Nach ein paar heißen Tagen in Polen starten wir unseren Törn heute relativ früh bei Nieselregen und schwachem Wind in Richtung Haff.
Luftlinie sind es lächerliche 28 km … auf dem Wasserweg ganze 92 km!

Zum Glück lässt es das Wetter zu, dass wir große Strecken gleiten können, so brauchen wir nur knapp 3,5 Stunden. Einzige Hindernisse: immer wieder tauchen Reusen und Stellnetze im polnischen Gebiet auf, Fischernetze bzw. deren rote und schwarze Fähnchen in Deutschland. Da heißt’s höllisch aufpassen!

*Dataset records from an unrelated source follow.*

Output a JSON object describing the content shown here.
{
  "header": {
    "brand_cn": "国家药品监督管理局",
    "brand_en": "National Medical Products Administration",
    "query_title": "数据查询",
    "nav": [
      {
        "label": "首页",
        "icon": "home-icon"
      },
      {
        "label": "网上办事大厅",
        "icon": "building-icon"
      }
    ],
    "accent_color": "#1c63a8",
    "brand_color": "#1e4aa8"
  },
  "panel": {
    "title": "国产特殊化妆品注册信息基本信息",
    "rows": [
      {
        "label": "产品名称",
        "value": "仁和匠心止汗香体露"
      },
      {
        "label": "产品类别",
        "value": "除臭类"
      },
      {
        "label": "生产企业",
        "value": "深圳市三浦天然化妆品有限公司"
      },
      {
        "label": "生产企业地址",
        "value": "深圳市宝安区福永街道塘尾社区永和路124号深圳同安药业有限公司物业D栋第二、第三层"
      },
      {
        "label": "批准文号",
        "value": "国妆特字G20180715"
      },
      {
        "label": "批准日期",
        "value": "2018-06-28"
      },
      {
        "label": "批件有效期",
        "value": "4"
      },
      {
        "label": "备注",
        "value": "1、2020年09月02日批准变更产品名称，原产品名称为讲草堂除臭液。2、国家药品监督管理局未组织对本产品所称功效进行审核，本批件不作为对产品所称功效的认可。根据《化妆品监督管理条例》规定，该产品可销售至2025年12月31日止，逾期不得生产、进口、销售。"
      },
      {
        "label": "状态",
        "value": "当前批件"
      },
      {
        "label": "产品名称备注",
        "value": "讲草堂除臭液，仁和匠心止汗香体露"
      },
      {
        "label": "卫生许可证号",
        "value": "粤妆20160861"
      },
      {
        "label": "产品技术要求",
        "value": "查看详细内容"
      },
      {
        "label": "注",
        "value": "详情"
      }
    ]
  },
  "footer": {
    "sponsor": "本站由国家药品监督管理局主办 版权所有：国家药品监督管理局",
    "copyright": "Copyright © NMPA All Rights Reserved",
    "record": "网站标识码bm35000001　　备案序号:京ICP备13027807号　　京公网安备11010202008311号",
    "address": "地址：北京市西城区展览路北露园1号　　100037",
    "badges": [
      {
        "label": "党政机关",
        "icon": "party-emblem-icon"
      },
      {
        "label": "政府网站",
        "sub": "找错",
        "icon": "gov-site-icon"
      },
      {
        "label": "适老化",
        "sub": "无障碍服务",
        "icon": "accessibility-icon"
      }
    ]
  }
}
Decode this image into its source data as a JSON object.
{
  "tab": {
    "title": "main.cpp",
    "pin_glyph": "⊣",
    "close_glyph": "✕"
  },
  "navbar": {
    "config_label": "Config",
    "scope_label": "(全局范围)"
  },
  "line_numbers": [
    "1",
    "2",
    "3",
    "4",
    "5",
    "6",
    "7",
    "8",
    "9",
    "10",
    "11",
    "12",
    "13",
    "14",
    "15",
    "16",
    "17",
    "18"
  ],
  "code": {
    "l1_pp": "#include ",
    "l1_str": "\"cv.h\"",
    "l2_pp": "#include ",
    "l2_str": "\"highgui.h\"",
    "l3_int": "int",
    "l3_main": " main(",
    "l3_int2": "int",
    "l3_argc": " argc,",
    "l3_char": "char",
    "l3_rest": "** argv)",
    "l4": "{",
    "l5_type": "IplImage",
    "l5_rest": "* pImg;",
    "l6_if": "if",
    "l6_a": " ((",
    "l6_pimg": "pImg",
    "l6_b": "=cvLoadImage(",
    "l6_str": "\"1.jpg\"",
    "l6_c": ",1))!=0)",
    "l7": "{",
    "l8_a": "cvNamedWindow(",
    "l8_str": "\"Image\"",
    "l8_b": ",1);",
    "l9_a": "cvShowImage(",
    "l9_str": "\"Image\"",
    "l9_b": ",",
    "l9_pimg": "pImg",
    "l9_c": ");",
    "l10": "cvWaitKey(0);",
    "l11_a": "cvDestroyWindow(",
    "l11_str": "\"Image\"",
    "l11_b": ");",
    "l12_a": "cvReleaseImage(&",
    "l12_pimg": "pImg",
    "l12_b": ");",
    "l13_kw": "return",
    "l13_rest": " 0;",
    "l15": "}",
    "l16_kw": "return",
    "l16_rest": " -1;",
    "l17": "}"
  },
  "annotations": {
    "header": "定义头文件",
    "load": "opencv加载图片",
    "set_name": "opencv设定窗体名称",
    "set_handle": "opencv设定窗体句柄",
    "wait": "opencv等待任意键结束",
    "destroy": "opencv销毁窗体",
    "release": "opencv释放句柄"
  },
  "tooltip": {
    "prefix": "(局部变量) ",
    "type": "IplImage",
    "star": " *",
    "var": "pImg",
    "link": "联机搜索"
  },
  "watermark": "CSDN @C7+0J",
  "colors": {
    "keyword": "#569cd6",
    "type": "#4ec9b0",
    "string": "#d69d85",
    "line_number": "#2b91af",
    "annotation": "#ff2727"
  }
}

‚Frühstück bei Pietschs‘ während der Fahrt –
im Hintergrund wieder die alte ‚Karniner Eisenbahnbrücke‘ im Peenestrom

Zinnowitz hat einen gemütlichen Yachthafen am sog. ‚Achterwasser‘, das Seebad selbst – mit der typischen Bäderarchitektur – liegt an der Ostseeküste der Insel Usedom. Der Schnee in Zinnowitz (s. Blog vom 29.7.) ist mittlerweile geschmolzen und es herrscht viel Trubel am Strand und auf der Promenade (Hochsaison😏). Turbulent ist ebenso das Wetter – es weiß heute auch am Abend noch nicht, was es will – Wetterkapriolen vom Feinsten.

der Yachthafen Zinnowitz liegt geschützt  
in einer kleinen Bucht am Achterwasser
da braut sich ganz schnell was zusammen –  
am Ostseestrand Zinnowitz
in der Regenpause radeln wir schnell zurück zum Hafen
und siehe da: ein ‚kleiner‘ Wolkenbruch beim Abendessen
geschafft – alles in trockenen Tüchern!